Devices Can Track Your Activity & Boost Endurance
Devices like Fitbit Charge, Garmin Forerunner, or Apple Watch track steps, active minutes, calories, and even real-time heart rate like Chuck. You can use this data to set meaningful goals, whether it’s hitting a daily step target or looking at your heart rate and how it’s recovering between points. Over time, this helps build fitness. But remember, a device can tell you your heart rate is high, but listening to moments of fatigue or shortness of breath can be even more insightful, your body often gives the clearest signals.

Monitor Recovery & Prevent Injury
Devices like Oura Ring and Whoop specialize in tracking recovery, sleep, and strain. For example, Oura provides sleep scores, HRV, and readiness metrics each morning. If your device shows poor sleep quality or low HRV, it’s wise to take a rest day, or focus on mobility instead of working hard. This personalized feedback helps you prevent injuries and overuse, especially as you push your limits with daily pickleball sessions.

Set Goals & Track Your Improvements
When you record your stats, like quicker between point recovery times, particularly after longer rallies, or improved HRV (heart rate variability). HRV is a key indicator of cardio health over all, and your current state relative to other days. In short, the more variable your heart rate is, the more efficiently it’s working, it sounds a bit counterintuitive, but when your system is stressed, your heart rate is more consistent to try to smooth things out. When your system is recovered and chill, your heart rate is a bit more random and chill. Keeping track of this regularly can be a good indicator of your body’s recovery status.

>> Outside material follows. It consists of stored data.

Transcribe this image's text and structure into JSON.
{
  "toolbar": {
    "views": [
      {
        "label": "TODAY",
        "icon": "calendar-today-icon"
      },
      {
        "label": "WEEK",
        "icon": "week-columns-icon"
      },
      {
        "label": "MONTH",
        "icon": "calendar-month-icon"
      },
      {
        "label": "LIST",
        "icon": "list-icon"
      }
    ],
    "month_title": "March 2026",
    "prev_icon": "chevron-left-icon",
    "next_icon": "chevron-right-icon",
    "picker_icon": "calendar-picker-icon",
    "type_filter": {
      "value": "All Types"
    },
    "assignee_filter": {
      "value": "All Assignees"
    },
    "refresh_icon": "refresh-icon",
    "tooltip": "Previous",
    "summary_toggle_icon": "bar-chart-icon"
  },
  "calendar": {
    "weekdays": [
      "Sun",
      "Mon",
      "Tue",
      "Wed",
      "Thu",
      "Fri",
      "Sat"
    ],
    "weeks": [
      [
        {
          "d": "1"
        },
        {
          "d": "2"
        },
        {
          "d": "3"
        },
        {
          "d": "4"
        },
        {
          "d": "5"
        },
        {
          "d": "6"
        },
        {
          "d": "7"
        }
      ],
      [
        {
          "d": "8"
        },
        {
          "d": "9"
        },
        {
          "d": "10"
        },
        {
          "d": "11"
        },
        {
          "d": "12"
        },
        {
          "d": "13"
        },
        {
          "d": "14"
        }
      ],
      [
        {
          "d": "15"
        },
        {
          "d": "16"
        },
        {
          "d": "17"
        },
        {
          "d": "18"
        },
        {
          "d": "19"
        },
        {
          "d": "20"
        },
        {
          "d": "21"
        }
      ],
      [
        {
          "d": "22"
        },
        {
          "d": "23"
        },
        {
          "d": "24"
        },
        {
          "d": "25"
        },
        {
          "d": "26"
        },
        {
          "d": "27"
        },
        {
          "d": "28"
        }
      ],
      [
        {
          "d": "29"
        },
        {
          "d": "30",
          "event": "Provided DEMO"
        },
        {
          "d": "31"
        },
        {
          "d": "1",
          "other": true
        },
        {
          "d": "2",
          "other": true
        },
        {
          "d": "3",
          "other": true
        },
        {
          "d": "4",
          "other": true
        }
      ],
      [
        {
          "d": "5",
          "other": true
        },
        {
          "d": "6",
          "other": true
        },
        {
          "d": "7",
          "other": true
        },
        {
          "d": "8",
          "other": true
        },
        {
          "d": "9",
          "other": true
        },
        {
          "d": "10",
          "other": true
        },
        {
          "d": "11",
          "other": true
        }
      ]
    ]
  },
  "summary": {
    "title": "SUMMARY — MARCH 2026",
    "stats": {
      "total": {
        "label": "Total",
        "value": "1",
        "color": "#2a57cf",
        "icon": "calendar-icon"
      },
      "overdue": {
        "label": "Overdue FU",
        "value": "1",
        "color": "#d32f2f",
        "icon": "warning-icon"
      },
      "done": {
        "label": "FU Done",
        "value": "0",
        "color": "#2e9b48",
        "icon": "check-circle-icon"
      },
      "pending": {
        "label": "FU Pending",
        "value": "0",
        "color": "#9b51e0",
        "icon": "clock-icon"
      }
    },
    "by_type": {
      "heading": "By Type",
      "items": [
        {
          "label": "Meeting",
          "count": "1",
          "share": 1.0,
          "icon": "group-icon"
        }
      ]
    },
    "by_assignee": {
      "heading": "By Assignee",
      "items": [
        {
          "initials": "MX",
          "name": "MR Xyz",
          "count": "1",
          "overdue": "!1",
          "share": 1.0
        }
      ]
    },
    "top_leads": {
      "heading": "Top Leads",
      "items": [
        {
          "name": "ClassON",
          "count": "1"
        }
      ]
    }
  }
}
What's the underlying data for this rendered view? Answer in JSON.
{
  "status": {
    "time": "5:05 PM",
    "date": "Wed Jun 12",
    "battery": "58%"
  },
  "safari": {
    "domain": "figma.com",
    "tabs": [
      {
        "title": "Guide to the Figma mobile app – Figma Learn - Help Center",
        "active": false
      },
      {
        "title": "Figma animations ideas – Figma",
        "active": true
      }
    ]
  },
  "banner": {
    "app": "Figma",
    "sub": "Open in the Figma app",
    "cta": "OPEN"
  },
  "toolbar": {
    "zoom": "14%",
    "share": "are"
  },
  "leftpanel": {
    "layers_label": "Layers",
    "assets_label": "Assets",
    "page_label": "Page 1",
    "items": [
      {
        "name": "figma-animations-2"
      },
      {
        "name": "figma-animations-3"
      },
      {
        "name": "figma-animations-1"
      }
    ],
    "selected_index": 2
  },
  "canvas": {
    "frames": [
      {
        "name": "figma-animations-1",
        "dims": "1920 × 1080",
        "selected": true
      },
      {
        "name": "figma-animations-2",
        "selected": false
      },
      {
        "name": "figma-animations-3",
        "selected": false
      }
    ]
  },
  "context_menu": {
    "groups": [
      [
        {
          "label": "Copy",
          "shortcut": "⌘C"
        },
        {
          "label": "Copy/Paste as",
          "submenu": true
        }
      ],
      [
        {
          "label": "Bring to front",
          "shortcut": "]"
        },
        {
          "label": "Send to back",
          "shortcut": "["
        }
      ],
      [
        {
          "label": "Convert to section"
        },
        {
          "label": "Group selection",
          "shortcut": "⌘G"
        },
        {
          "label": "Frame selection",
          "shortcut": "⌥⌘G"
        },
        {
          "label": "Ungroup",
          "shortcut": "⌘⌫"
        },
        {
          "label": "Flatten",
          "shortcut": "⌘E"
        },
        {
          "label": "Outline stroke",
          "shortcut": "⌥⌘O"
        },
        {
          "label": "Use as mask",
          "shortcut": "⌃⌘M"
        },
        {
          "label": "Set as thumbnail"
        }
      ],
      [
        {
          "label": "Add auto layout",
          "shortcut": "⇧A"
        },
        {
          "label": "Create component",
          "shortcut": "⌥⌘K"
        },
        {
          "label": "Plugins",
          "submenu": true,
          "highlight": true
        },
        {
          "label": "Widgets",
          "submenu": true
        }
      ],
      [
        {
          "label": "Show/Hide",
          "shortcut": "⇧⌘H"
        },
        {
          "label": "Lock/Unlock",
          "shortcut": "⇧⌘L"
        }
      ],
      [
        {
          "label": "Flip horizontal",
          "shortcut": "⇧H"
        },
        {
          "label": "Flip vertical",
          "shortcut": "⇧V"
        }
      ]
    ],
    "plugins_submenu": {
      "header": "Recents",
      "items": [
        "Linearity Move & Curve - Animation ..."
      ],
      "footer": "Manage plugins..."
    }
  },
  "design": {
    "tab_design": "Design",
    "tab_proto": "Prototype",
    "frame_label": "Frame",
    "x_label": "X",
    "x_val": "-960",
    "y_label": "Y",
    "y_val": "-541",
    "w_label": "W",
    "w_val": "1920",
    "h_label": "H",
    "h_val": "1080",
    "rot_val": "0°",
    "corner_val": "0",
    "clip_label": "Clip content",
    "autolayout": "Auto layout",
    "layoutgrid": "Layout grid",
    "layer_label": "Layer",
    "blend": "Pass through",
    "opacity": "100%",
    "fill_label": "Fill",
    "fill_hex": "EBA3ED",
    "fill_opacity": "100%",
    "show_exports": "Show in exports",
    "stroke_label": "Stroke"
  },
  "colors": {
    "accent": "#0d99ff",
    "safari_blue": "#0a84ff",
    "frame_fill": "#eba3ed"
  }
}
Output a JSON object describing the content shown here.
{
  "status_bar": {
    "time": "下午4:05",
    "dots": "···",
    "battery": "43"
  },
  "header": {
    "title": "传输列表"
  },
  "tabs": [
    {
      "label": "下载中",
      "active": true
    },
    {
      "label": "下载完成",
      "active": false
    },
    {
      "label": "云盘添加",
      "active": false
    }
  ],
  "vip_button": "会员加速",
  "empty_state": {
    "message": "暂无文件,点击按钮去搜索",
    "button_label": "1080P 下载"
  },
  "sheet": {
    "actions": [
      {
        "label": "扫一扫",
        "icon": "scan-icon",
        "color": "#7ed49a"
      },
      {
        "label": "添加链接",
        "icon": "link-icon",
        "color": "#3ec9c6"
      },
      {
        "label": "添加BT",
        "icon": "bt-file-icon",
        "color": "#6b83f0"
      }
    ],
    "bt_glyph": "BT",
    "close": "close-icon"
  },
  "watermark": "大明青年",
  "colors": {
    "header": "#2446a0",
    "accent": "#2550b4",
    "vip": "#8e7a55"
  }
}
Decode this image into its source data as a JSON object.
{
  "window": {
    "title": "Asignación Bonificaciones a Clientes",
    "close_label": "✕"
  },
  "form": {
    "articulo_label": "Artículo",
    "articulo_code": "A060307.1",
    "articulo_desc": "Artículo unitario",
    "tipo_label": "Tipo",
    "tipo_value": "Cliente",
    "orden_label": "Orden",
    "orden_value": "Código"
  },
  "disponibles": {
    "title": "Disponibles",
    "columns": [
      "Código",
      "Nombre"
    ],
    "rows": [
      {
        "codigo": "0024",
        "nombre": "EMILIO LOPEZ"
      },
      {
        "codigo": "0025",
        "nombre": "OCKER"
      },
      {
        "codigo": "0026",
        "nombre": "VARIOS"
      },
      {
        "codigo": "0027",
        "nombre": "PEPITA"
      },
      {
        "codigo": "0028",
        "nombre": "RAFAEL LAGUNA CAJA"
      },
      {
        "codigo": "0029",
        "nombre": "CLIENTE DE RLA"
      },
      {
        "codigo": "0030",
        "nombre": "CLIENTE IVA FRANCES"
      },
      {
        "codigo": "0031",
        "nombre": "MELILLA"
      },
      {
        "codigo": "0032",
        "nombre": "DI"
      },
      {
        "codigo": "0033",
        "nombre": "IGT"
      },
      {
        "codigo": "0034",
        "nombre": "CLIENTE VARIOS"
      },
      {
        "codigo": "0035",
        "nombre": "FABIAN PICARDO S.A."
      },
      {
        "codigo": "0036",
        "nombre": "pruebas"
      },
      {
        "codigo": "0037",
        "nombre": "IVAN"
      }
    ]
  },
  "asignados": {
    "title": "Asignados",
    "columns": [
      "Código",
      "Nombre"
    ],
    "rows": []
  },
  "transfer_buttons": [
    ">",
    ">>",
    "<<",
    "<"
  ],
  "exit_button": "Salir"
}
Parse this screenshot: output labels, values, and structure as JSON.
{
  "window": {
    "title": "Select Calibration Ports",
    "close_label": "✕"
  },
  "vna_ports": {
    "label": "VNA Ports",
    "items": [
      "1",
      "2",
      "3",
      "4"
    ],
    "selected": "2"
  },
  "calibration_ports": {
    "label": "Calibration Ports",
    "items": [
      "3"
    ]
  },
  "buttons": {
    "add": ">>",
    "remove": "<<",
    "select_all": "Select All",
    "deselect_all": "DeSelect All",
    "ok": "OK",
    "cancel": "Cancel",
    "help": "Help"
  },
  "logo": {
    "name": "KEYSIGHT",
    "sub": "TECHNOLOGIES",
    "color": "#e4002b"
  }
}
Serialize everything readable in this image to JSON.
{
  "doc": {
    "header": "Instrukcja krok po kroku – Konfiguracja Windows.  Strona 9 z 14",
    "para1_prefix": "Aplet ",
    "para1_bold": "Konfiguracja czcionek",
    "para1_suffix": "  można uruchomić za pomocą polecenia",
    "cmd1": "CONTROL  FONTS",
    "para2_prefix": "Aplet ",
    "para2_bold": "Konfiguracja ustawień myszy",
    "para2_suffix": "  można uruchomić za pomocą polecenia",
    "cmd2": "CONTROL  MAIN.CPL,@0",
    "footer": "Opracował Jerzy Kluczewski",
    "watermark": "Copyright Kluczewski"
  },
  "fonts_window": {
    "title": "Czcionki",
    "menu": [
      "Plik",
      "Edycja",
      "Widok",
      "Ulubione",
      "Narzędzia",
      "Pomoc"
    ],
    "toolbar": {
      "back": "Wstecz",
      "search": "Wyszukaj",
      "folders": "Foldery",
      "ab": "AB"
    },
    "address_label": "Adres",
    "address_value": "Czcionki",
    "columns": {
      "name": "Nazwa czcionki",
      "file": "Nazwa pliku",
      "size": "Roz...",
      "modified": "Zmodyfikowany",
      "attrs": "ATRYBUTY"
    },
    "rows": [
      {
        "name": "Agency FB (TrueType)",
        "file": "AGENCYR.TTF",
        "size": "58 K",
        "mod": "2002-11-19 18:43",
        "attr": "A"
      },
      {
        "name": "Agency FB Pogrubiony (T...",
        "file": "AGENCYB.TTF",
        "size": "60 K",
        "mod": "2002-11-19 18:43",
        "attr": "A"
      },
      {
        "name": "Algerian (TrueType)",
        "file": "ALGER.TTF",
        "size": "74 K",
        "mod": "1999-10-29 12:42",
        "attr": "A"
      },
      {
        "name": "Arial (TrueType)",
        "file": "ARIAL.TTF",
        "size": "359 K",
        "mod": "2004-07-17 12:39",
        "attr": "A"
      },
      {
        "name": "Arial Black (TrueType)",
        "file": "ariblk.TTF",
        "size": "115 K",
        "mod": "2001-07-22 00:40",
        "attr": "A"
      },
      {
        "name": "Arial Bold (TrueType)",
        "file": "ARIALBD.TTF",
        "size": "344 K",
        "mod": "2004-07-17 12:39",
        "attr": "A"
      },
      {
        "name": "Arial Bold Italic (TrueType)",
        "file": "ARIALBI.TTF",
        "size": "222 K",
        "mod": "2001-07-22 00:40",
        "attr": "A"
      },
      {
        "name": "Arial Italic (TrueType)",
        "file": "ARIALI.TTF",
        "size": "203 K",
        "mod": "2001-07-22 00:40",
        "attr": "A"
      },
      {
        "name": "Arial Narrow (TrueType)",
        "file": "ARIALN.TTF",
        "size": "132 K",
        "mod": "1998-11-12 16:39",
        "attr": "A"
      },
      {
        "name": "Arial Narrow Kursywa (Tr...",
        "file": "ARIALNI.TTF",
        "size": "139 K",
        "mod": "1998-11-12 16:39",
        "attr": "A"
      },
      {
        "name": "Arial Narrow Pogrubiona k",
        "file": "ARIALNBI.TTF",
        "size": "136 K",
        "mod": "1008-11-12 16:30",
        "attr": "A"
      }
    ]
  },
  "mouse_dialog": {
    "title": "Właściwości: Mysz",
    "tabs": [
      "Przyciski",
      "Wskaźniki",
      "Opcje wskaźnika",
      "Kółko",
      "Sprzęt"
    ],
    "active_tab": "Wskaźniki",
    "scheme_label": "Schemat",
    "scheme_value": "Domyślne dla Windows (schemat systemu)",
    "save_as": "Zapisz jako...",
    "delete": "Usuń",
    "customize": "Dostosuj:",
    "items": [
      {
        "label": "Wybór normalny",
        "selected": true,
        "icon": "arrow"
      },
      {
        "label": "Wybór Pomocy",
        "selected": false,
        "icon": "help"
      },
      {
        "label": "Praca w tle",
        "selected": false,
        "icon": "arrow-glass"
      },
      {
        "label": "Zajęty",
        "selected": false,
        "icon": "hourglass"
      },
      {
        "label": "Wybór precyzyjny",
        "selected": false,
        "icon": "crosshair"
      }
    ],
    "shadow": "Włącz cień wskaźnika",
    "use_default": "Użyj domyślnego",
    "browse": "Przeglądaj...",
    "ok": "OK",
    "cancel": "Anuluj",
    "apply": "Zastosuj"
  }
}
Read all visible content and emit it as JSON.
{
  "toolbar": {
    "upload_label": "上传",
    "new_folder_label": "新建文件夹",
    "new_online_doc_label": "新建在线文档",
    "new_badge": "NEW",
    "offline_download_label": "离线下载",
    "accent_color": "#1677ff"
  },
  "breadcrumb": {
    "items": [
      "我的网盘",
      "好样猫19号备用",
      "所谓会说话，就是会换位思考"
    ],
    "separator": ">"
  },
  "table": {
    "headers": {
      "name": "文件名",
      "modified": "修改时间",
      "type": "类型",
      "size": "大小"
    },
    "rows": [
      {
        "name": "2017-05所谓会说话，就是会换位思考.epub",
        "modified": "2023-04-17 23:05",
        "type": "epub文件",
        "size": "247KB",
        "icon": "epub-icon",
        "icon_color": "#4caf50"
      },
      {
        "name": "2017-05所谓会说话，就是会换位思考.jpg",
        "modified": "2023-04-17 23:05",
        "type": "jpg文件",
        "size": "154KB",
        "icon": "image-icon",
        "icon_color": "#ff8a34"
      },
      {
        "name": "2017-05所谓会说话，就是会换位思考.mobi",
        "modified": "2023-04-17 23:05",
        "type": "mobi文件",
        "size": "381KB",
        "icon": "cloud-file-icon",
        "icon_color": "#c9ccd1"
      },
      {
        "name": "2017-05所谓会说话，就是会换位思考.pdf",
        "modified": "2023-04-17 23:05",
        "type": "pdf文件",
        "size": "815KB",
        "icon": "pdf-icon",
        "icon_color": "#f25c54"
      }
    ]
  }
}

A Key Caveat: Trust Your Body
While fitness devices are powerful, they aren’t infallible. Sometimes, listening to your body is more important than the data. If your device indicates you’re “off,” but you feel energized and ready, don’t let a number hold you back. Conversely, before a big tournament or match, consider skipping the device a day or two prior. You want to perform your best, and sometimes, over-reliance on data can lead to unnecessary caution, diminishing your confidence or performance. Remember, your instincts and body signals often give the clearest insight into your readiness.

The Bottom Line

Using your fitness tech to inform your training, recovery, and nutrition can supercharge your pickleball game. Just combine that with listening to how you feel, because sometimes, your body knows best. Gear up, monitor wisely, but never forget: feeling good and playing your best are the ultimate goals.